J Biol Chem 1999 Jul 9;274(28):19792-8

Oxidative stress inhibits apoptosis in human lymphoma cells.

Lee YJ, Shacter E

Division of Hematologic Products, Food and Drug Administration, Center for Biologics Evaluation and Research, Bethesda, Maryland 20892-4555, USA.

Apoptosis and necrosis are two forms of cell death that are induced under different conditions and that differ in morphological and biochemical features. In this report, we show that, in the presence of oxidative stress, human B lymphoma cells are unable to undergo apoptosis and die instead by a form of necrosis. This was established using the chemotherapy drug VP-16 or the calcium ionophore A23187 to induce apoptosis in Burkitt's lymphoma cell lines and by measuring classical markers of apoptotic death, including cell morphology, annexin V binding, DNA ladder formation, and caspase activation.
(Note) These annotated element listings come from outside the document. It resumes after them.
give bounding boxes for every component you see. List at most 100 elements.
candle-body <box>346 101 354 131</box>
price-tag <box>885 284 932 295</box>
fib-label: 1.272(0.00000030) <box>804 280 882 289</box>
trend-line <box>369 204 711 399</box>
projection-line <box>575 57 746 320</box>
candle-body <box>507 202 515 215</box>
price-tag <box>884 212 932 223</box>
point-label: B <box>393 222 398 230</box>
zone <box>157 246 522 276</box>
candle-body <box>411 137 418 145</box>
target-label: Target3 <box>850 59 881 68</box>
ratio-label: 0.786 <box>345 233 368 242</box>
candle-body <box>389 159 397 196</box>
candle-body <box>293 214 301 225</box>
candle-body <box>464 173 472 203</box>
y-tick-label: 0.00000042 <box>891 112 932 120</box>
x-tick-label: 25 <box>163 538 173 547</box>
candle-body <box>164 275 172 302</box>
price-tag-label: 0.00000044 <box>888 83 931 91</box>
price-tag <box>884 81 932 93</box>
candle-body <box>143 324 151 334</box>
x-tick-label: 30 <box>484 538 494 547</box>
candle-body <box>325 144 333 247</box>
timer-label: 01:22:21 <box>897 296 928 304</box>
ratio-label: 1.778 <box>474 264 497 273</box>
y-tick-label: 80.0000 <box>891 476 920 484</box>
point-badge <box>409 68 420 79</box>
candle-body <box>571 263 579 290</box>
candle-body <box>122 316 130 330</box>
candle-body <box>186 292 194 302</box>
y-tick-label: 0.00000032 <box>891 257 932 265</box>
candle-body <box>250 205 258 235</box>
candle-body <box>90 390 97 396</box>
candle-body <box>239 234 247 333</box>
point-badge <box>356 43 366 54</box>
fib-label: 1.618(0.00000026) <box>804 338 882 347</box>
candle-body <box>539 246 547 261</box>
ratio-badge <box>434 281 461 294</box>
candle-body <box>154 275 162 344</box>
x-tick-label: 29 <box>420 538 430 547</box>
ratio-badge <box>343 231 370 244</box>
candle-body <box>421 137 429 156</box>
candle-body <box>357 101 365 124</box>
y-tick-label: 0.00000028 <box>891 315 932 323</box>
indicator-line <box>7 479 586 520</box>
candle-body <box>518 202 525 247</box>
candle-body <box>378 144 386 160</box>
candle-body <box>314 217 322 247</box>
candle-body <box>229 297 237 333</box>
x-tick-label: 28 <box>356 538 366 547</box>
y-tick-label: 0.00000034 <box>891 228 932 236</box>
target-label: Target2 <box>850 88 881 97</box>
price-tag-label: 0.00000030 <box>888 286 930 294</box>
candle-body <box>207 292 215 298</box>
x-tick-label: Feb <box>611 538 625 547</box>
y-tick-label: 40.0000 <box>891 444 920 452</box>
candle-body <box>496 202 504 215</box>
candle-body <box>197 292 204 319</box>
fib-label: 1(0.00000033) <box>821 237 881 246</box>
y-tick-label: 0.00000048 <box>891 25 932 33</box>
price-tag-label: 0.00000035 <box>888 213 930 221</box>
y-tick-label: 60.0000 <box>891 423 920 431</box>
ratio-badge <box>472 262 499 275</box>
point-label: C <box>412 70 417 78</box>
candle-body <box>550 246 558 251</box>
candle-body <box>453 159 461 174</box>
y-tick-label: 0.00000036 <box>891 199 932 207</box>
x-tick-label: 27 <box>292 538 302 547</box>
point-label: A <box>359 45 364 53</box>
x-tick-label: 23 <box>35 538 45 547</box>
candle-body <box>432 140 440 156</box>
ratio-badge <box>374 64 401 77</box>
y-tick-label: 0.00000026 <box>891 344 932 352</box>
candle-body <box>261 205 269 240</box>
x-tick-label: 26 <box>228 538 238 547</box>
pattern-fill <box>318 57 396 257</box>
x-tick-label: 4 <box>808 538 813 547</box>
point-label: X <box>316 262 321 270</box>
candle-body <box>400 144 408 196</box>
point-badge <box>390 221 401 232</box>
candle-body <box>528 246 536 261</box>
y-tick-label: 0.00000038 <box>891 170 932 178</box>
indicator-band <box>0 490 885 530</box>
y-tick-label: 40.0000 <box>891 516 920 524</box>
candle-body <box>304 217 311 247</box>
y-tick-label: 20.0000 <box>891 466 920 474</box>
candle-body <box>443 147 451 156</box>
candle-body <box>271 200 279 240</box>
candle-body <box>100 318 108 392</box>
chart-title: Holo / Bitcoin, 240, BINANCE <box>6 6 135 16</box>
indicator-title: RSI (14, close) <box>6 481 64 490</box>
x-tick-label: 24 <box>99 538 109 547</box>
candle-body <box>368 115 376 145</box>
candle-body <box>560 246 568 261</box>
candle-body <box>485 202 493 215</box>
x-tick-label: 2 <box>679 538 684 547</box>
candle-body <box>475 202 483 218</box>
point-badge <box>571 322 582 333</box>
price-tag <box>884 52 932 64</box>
In the presence of relatively low levels of H2O2 (75-100 microM), VP-16 and A23187 were unable to induce apoptosis in these cells. Instead, the cells underwent non-apoptotic cell death with mild cytoplasmic swelling and nuclear shrinkage, similar to the death observed when they were treated with H2O2 alone. We found that H2O2 inhibits apoptosis by depleting the cells of ATP. The effects of H2O2 can be overcome by inhibitors of poly(ADP)-ribosylation, which also preserve cellular ATP levels, and can be mimicked by agents such as oligomycin, which inhibit ATP synthesis. The results show that oxidants can manipulate cell death pathways, diverting the cell away from apoptosis. The potential physiological ramifications of this finding will be discussed.